26.M me Sander (Estonie) reconnaît qu’il n’y a pas de loi générale et exhaustive qui interdise la discrimination mais fait observer que la Constitution garantit l’égalité de tous devant la loi et interdit la discrimination sous toutes ses formes. La loi relative à l’égalité de traitement interdit spécifiquement certains types de discrimination, mais cela n’empêche pas d’étendre l’application du principe de l’égalité de traitement à des secteurs non spécifiés par la loi. La loi relative à la fonction publique précise les domaines dans lesquels la discrimination est interdite, mais la Cour suprême a statué, par exemple, dans une affaire concernant le droit d’un employé de faire partie d’une association d’employés, que les garanties énoncées dans la loi relative à l’égalité de traitement interdiraient aussi, par extension, la discrimination en l’espèce.

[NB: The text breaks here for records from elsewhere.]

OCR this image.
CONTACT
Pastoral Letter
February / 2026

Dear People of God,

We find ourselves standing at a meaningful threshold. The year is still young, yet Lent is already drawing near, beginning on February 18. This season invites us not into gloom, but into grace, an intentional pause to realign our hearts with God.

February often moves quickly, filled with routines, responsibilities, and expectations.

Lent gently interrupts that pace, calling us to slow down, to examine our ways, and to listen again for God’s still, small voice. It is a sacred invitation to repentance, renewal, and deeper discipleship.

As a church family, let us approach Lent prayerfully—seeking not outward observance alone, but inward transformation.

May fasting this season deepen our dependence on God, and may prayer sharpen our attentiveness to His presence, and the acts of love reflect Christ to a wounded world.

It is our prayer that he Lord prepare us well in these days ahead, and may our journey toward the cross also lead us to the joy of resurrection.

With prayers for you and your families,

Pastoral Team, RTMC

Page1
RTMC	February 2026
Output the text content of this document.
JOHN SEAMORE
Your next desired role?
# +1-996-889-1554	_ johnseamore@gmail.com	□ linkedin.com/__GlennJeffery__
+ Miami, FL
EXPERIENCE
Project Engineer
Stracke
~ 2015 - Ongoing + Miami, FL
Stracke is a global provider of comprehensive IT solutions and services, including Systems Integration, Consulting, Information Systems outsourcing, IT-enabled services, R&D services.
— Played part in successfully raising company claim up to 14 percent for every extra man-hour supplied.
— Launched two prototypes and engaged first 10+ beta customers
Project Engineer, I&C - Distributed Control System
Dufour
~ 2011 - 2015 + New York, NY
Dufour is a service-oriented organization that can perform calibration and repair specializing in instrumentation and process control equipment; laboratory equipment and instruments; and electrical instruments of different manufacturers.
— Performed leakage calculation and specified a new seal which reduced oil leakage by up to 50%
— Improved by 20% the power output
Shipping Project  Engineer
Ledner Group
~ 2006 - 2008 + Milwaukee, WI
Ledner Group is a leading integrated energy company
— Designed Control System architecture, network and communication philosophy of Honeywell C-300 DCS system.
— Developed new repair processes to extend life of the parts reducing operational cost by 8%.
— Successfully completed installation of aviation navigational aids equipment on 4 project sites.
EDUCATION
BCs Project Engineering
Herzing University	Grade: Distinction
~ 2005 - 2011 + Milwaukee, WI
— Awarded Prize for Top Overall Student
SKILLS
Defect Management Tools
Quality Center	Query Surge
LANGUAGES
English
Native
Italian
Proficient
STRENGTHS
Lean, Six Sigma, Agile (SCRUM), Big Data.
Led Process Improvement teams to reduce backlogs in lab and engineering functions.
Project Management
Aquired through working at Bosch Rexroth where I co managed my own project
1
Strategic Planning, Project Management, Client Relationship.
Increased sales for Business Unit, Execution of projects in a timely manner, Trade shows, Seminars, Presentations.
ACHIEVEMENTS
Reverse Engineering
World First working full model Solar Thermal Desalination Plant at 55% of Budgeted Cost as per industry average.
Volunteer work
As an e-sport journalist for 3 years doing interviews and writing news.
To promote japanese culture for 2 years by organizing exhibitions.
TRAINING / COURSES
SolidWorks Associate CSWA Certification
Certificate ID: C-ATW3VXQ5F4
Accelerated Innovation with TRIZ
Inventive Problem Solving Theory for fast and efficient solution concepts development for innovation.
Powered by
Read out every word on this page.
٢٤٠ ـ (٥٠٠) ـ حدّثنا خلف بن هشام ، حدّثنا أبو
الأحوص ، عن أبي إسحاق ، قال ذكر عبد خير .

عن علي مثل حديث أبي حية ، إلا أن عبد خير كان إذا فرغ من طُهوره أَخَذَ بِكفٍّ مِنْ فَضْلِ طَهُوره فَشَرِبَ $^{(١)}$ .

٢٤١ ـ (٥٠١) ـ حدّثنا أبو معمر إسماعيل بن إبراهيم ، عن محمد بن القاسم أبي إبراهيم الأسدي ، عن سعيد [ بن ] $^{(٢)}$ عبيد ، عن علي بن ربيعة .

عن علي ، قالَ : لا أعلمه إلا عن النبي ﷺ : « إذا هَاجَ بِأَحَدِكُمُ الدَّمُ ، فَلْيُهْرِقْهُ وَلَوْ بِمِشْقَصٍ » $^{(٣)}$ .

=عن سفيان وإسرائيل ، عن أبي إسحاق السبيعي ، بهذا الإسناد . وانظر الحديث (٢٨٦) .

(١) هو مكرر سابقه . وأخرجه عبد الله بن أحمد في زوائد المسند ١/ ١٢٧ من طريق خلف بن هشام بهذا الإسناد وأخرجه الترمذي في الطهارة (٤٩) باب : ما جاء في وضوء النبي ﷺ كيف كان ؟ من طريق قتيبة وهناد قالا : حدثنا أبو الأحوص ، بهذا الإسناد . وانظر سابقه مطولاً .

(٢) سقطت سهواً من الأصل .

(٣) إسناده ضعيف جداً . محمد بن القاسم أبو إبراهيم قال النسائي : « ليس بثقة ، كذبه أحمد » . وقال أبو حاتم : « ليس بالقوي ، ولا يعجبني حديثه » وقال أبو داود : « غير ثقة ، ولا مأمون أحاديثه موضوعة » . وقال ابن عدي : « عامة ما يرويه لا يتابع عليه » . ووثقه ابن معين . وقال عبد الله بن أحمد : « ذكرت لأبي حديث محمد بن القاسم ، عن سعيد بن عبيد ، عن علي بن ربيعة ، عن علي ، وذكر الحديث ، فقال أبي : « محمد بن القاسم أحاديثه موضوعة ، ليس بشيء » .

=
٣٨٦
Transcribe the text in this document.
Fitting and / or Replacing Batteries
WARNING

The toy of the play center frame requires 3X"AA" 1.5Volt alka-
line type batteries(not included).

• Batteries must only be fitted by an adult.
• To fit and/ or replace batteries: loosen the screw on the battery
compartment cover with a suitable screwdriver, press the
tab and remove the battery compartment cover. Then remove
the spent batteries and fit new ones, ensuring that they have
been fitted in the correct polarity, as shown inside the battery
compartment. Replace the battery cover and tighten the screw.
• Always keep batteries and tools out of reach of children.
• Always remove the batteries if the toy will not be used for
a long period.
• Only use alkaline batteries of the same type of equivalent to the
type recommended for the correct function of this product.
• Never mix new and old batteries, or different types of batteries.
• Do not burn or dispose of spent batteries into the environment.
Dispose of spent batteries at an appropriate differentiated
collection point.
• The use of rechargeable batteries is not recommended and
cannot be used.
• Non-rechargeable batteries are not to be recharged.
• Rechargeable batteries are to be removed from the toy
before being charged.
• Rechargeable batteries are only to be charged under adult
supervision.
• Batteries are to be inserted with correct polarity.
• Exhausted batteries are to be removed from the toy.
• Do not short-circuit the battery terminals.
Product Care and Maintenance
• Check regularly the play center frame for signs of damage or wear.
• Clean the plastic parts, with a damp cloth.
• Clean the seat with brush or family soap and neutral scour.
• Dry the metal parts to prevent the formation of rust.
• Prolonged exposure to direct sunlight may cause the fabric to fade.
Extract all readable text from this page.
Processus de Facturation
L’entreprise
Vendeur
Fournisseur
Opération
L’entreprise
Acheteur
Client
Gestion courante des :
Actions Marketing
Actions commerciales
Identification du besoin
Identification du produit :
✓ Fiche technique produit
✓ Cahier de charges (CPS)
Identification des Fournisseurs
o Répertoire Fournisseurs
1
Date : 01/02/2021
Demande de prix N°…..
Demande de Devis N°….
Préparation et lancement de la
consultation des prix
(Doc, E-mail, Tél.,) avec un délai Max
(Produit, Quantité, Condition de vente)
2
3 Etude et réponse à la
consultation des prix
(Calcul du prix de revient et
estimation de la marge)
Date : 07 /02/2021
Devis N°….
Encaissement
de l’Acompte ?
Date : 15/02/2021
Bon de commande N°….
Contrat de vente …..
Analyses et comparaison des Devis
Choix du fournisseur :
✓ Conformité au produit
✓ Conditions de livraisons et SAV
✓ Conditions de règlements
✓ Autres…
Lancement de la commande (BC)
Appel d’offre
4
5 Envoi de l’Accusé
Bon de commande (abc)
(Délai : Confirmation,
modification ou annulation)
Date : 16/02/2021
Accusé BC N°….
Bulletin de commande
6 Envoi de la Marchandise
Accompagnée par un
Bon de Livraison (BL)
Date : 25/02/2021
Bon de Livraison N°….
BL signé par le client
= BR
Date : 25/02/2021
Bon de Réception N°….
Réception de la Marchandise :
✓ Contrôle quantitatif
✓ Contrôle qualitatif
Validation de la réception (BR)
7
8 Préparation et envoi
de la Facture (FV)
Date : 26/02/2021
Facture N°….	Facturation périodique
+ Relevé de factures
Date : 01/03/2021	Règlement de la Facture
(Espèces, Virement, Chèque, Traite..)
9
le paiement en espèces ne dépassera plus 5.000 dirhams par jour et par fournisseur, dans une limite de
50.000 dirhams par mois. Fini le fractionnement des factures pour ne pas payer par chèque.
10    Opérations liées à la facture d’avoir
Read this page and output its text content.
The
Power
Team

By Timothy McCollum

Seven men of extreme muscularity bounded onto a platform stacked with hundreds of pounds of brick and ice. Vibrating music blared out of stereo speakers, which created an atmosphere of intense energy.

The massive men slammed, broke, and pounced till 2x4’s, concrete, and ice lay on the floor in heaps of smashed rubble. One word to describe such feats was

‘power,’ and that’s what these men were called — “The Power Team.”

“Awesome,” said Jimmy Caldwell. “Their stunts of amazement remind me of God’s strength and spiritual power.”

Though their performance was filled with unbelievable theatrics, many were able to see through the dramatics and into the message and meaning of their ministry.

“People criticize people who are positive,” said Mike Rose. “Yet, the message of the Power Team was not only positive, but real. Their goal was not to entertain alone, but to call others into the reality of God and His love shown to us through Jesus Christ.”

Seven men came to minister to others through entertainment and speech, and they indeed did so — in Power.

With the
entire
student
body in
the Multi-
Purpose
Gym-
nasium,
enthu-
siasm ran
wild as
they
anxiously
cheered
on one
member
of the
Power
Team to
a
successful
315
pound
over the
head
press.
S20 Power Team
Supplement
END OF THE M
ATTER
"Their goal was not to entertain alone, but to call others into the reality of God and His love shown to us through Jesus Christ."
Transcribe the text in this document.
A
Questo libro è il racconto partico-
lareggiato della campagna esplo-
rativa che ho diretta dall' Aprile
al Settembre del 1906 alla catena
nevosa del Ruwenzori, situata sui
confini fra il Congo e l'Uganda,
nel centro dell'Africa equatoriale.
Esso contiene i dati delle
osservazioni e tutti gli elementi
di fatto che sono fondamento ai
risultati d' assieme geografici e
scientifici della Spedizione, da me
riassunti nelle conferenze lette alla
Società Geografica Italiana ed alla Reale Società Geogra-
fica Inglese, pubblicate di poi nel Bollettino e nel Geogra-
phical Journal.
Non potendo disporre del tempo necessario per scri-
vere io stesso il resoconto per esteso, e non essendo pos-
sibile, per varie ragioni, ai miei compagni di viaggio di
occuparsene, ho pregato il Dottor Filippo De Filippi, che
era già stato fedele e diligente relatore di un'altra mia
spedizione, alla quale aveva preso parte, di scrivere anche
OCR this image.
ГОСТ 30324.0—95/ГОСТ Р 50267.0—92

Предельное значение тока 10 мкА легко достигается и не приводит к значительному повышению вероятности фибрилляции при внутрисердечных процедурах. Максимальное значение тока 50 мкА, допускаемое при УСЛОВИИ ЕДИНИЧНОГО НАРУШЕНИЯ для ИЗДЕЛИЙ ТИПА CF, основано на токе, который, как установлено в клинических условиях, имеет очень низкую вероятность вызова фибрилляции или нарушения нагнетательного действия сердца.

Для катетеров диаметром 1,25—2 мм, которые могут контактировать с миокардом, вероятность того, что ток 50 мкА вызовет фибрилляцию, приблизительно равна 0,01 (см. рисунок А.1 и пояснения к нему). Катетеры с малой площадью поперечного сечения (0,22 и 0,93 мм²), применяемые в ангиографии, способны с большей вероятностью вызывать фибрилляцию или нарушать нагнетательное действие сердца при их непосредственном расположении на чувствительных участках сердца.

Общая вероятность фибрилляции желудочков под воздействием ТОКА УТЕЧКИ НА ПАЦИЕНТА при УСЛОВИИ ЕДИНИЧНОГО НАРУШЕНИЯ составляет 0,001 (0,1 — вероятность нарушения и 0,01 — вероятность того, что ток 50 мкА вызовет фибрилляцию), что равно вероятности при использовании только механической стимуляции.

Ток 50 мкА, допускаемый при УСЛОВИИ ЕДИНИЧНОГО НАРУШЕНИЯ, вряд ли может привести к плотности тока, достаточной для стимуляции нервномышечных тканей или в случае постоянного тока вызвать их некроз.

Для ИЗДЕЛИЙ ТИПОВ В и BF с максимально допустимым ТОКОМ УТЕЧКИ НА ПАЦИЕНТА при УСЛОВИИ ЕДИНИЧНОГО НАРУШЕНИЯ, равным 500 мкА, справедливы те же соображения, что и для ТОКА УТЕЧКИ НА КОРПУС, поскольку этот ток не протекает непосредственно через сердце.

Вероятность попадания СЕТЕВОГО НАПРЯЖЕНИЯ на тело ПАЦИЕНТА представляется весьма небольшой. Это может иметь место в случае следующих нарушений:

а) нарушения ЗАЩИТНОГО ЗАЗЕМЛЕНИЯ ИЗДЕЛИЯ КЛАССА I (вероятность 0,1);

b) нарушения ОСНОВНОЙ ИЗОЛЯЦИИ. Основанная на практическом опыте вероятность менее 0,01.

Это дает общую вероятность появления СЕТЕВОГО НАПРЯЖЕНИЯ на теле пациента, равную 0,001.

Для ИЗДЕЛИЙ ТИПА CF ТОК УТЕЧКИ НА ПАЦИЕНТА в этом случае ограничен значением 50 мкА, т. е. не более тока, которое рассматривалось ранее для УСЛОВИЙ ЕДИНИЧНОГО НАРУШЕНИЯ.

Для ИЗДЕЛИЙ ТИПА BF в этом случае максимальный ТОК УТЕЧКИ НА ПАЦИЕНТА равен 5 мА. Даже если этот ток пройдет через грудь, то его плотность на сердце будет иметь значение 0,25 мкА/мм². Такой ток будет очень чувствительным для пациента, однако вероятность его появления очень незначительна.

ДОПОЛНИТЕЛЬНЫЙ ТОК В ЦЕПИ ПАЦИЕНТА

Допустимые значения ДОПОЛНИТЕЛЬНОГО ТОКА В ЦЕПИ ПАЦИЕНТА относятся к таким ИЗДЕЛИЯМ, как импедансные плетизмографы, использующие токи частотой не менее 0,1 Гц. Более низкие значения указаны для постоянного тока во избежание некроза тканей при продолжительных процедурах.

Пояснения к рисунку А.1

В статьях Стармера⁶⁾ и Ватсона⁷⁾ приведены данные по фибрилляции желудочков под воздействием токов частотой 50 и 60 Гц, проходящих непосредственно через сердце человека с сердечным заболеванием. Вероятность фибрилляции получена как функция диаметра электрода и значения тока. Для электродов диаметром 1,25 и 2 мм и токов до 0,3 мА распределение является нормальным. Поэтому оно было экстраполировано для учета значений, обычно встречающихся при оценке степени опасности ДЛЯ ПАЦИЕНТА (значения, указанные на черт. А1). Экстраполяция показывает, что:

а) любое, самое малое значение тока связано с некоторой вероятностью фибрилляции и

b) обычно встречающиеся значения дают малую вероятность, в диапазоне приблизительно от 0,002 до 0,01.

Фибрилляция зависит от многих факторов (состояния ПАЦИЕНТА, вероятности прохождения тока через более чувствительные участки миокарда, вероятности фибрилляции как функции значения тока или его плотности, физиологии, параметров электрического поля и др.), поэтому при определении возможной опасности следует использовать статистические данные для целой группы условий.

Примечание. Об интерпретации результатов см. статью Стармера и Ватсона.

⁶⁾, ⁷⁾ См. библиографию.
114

27.Mme Sander dit qu’il y a actuellement un conseiller spécial en poste au Commissariat à l’égalité des sexes et à l’égalité de traitement et que le ministère de la justice compte une cinquantaine de fonctionnaires. De plus, les effectifs du département de la parité du ministère des affaires sociales sont de dix personnes, qui travaillent en étroite coopération avec le Commissaire et le ministre. Le poste de commissaire est pourvu par concours et le titulaire est choisi sur une liste de candidats qualifiés par un comité composé de représentants du ministère des affaires sociales; la société civile et les ONG ne jouent aucun rôle dans le choix du candidat.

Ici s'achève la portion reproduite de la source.